It is not overstating to say that Ted Berrigan (1934-1983) was the spiritual center of literary New York as part of the Second Generation of New York School poets, both through his publication of little magazines and his own books, which he often signed and numbered as fine editions, no matter that they were stapled and mimeographed. His Sonnets is a modern classic, and a book that sits on the forefront of postwar poetry alongside Howl and Life Studies. It has influenced several generations of writers since, marrying chance procedures and an almost antiquated romanticism that he managed to make new.
The mimeograph revolution found some of its fullest practitioners in Berrigan and his circle, which includes fellow poets Ron Padgett and artist Joe Brainard whom he met in Tulsa.

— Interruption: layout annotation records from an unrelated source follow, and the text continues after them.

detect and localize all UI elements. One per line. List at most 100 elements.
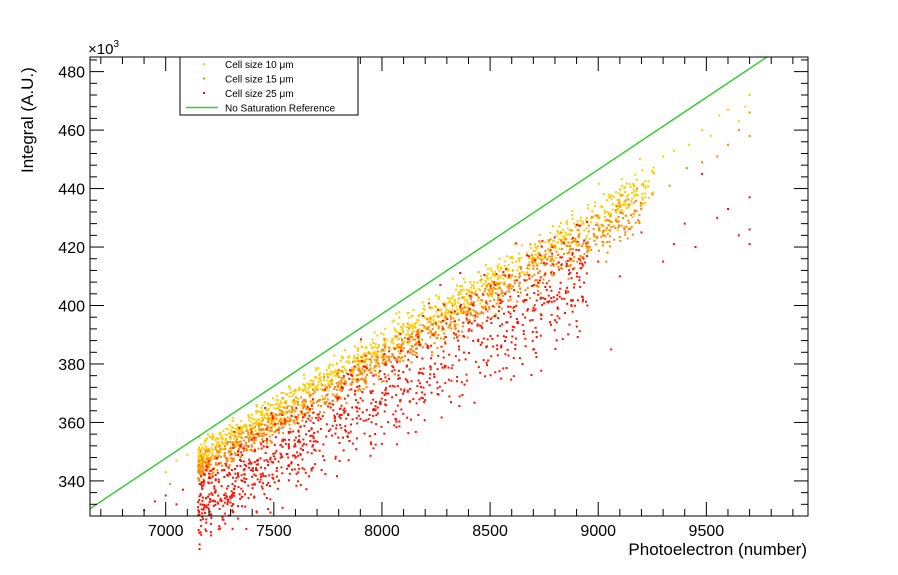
data-point: [282, 426, 285, 429]
data-point: [504, 353, 507, 356]
data-point: [614, 209, 617, 212]
data-point: [481, 305, 484, 308]
data-point: [622, 204, 625, 207]
data-point: [317, 416, 320, 419]
data-point: [218, 525, 221, 528]
data-point: [287, 456, 290, 459]
data-point: [371, 338, 374, 341]
data-point: [266, 437, 268, 440]
data-point: [641, 182, 644, 185]
data-point: [493, 298, 496, 301]
data-point: [235, 428, 238, 430]
data-point: [198, 495, 201, 498]
data-point: [206, 467, 209, 470]
data-point: [441, 389, 444, 392]
data-point: [534, 249, 537, 252]
data-point: [310, 379, 313, 382]
data-point: [560, 264, 563, 266]
data-point: [374, 351, 377, 353]
data-point: [624, 199, 627, 202]
plot-frame: [89, 56, 809, 517]
data-point: [339, 417, 342, 420]
data-point: [520, 267, 522, 270]
data-point: [509, 305, 512, 308]
data-point: [210, 534, 213, 537]
data-point: [230, 429, 233, 432]
data-point: [582, 240, 585, 243]
data-point: [556, 306, 559, 309]
data-point: [606, 211, 609, 213]
data-point: [436, 381, 439, 384]
data-point: [602, 229, 605, 232]
data-point: [444, 314, 447, 317]
data-point: [293, 400, 296, 403]
data-point: [497, 276, 500, 279]
data-point: [211, 449, 214, 452]
data-point: [229, 501, 232, 504]
data-point: [271, 404, 274, 407]
data-point: [245, 442, 247, 444]
data-point: [493, 315, 496, 318]
data-point: [515, 318, 518, 320]
data-point: [208, 475, 211, 478]
data-point: [322, 455, 324, 458]
data-point: [326, 385, 329, 388]
data-point: [197, 457, 200, 460]
data-point: [243, 467, 246, 470]
data-point: [360, 345, 363, 348]
data-point: [353, 355, 355, 358]
data-point: [468, 303, 471, 306]
data-point: [478, 289, 481, 291]
data-point: [582, 264, 585, 267]
data-point: [456, 380, 458, 383]
data-point: [302, 442, 305, 445]
data-point: [470, 322, 473, 325]
data-point: [468, 308, 471, 310]
data-point: [330, 373, 333, 376]
data-point: [268, 435, 271, 438]
data-point: [204, 451, 207, 454]
data-point: [253, 496, 256, 499]
data-point: [228, 495, 231, 498]
data-point: [430, 344, 432, 347]
data-point: [402, 326, 405, 329]
data-point: [744, 105, 747, 108]
x-tick-label: 7500: [256, 523, 292, 540]
data-point: [480, 341, 483, 344]
data-point: [319, 398, 322, 401]
data-point: [547, 240, 550, 243]
data-point: [244, 493, 246, 496]
data-point: [229, 450, 232, 453]
data-point: [374, 369, 377, 372]
data-point: [210, 522, 212, 525]
data-point: [625, 225, 628, 228]
data-point: [459, 304, 461, 307]
data-point: [515, 337, 517, 340]
data-point: [250, 430, 253, 433]
data-point: [563, 235, 566, 238]
data-point: [310, 404, 313, 407]
data-point: [451, 297, 454, 300]
data-point: [373, 346, 376, 348]
data-point: [632, 213, 635, 216]
data-point: [240, 474, 243, 477]
data-point: [534, 326, 537, 329]
x-tick-label: 8500: [472, 523, 508, 540]
data-point: [638, 214, 641, 217]
data-point: [347, 394, 349, 397]
data-point: [399, 400, 402, 403]
data-point: [427, 328, 430, 331]
data-point: [347, 360, 350, 363]
data-point: [358, 370, 361, 373]
data-point: [408, 324, 411, 327]
data-point: [247, 496, 250, 499]
data-point: [257, 447, 260, 450]
data-point: [164, 494, 167, 497]
data-point: [581, 262, 583, 265]
data-point: [576, 299, 579, 302]
data-point: [488, 308, 491, 311]
data-point: [278, 404, 281, 407]
y-axis-label: Integral (A.U.): [18, 67, 37, 173]
y-tick-label: 380: [58, 357, 85, 374]
data-point: [282, 432, 285, 435]
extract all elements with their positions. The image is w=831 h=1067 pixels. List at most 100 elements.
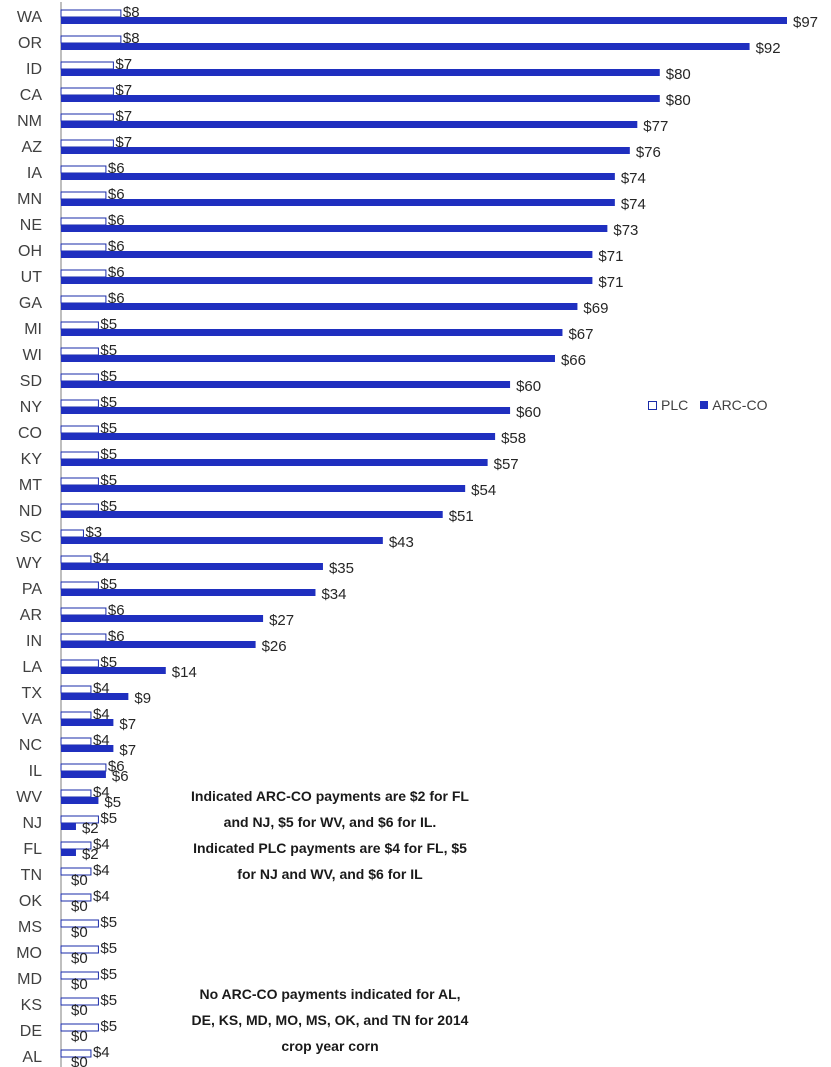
plc-value-label-nc: $4: [93, 732, 110, 749]
arc-co-bar-wa: [61, 17, 787, 24]
plc-bar-mt: [60, 477, 99, 486]
annotation-line: and NJ, $5 for WV, and $6 for IL.: [223, 814, 437, 830]
arc-co-bar-oh: [61, 251, 593, 258]
category-label-ne: NE: [20, 217, 42, 234]
category-label-nd: ND: [19, 503, 42, 520]
arc-co-bar-mt: [61, 485, 466, 492]
category-label-wv: WV: [16, 789, 42, 806]
plc-value-label-ca: $7: [115, 82, 132, 99]
plc-bar-in: [60, 633, 107, 642]
plc-value-label-wi: $5: [100, 342, 117, 359]
plc-bar-de: [60, 1023, 99, 1032]
plc-value-label-nj: $5: [100, 810, 117, 827]
plc-bar-wy: [60, 555, 92, 564]
category-label-ar: AR: [20, 607, 42, 624]
arc-co-value-label-ok: $0: [71, 898, 88, 915]
arc-co-bar-ca: [61, 95, 660, 102]
arc-co-value-label-il: $6: [112, 768, 129, 785]
plc-value-label-ne: $6: [108, 212, 125, 229]
arc-co-value-label-ky: $57: [494, 456, 519, 473]
plc-bar-tx: [60, 685, 92, 694]
category-label-ca: CA: [20, 87, 43, 104]
legend-arc-label: ARC-CO: [712, 397, 768, 413]
plc-bar-co: [60, 425, 99, 434]
arc-co-value-label-mt: $54: [471, 482, 496, 499]
category-label-in: IN: [26, 633, 42, 650]
plc-value-label-oh: $6: [108, 238, 125, 255]
arc-co-bar-mi: [61, 329, 563, 336]
category-label-de: DE: [20, 1023, 42, 1040]
category-label-wy: WY: [16, 555, 42, 572]
category-label-mi: MI: [24, 321, 42, 338]
plc-value-label-az: $7: [115, 134, 132, 151]
category-label-va: VA: [22, 711, 42, 728]
annotation-no-arc-payments: No ARC-CO payments indicated for AL, DE,…: [150, 981, 510, 1059]
category-label-ny: NY: [20, 399, 43, 416]
plc-value-label-mo: $5: [100, 940, 117, 957]
category-label-ks: KS: [21, 997, 42, 1014]
arc-co-value-label-mo: $0: [71, 950, 88, 967]
category-label-nc: NC: [19, 737, 42, 754]
category-label-ok: OK: [19, 893, 42, 910]
plc-value-label-ny: $5: [100, 394, 117, 411]
arc-co-bar-ar: [61, 615, 264, 622]
plc-value-label-la: $5: [100, 654, 117, 671]
plc-bar-ny: [60, 399, 99, 408]
category-label-sd: SD: [20, 373, 42, 390]
plc-bar-nm: [60, 113, 114, 122]
arc-co-bar-va: [61, 719, 114, 726]
category-label-fl: FL: [23, 841, 42, 858]
arc-co-bar-pa: [61, 589, 316, 596]
arc-co-bar-ne: [61, 225, 608, 232]
plc-bar-la: [60, 659, 99, 668]
legend-plc-label: PLC: [661, 397, 689, 413]
arc-co-bar-wv: [61, 797, 99, 804]
plc-value-label-ks: $5: [100, 992, 117, 1009]
arc-co-value-label-or: $92: [756, 40, 781, 57]
category-label-la: LA: [22, 659, 42, 676]
category-label-ky: KY: [21, 451, 43, 468]
plc-value-label-ia: $6: [108, 160, 125, 177]
plc-bar-ok: [60, 893, 92, 902]
plc-value-label-wy: $4: [93, 550, 110, 567]
plc-value-label-in: $6: [108, 628, 125, 645]
plc-value-label-fl: $4: [93, 836, 110, 853]
arc-co-bar-in: [61, 641, 256, 648]
plc-bar-ky: [60, 451, 99, 460]
arc-co-bar-ny: [61, 407, 511, 414]
arc-co-value-label-oh: $71: [598, 248, 623, 265]
arc-co-value-label-ne: $73: [613, 222, 638, 239]
category-label-tn: TN: [21, 867, 42, 884]
annotation-line: DE, KS, MD, MO, MS, OK, and TN for 2014: [191, 1012, 469, 1028]
plc-bar-al: [60, 1049, 92, 1058]
plc-bar-nd: [60, 503, 99, 512]
plc-bar-nc: [60, 737, 92, 746]
arc-co-value-label-wa: $97: [793, 14, 818, 31]
arc-co-value-label-pa: $34: [321, 586, 346, 603]
category-label-sc: SC: [20, 529, 42, 546]
arc-co-value-label-mi: $67: [568, 326, 593, 343]
arc-co-bar-ut: [61, 277, 593, 284]
arc-co-bar-ia: [61, 173, 615, 180]
plc-bar-mi: [60, 321, 99, 330]
arc-co-value-label-wv: $5: [104, 794, 121, 811]
category-label-il: IL: [29, 763, 42, 780]
arc-co-value-label-de: $0: [71, 1028, 88, 1045]
arc-co-value-label-tx: $9: [134, 690, 151, 707]
plc-bar-va: [60, 711, 92, 720]
annotation-line: crop year corn: [281, 1038, 379, 1054]
plc-value-label-nm: $7: [115, 108, 132, 125]
category-label-nm: NM: [17, 113, 42, 130]
plc-value-label-il: $6: [108, 758, 125, 775]
plc-bar-ar: [60, 607, 107, 616]
arc-co-bar-mn: [61, 199, 615, 206]
plc-bar-id: [60, 61, 114, 70]
arc-co-value-label-mn: $74: [621, 196, 646, 213]
plc-value-label-tn: $4: [93, 862, 110, 879]
arc-co-bar-ga: [61, 303, 578, 310]
arc-co-bar-ky: [61, 459, 488, 466]
plc-bar-ia: [60, 165, 107, 174]
plc-value-label-nd: $5: [100, 498, 117, 515]
annotation-il-fl-nj-wv: Indicated ARC-CO payments are $2 for FL …: [150, 783, 510, 887]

The group is sometimes known as the Tulsa School. Later on, poet Alice Notley married Berrigan and they began an artistic and life collaboration; the couple had two sons, who have also become poets.
The Tulsa School has emerged as all the more important in the decades since Berrigan’s untimely death, as recently indicated by Berrigan’s Collected Poems from University of California Press. Berrigan’s poetics also depends greatly on collaboration, something common in the Second Generation New York School, and embodied in many of the books found in the Danowski Poetry Library.
The Raymond Danowski Poetry Library was quite strong on Berrigan items from the inception, enough that he s featured as one of ten key Author Collections in the Democratic Vistas catalog. This includes items not even included in his bibliography. (It is awfully nice to stump a bibliographer.) The archive on offer includes what appears to be the original version of this otherwise unknown book, giving a key clue to its origin that might have remained a mystery without this version.
The more unique Alice Notley and Ted Berrigan items in the Danowski Poetry Library include letters, transcripts, interviews, and manuscripts; items from the Harold Schiff archive; a series of Berrigan’s journals with extensive drawing, poetry, and collage by the author; and many handmade items, including valentines passed between the pair.
Other highlights include: Birthday Bash, a handmade book featuring Berrigan’s collaboration with Tom Clark; a typescript of original poems by Berrigan; the mini-archive of the production of Train Ride, including invaluable page proofs that indicate Berrigan’s particular use of white space and lineation; the original carbon typescript of an “oral history memoir” with a one-page preface, otherwise unpublished; a small album of photographs; plus prototypes for several books, including corrections in Berrigan’s hand.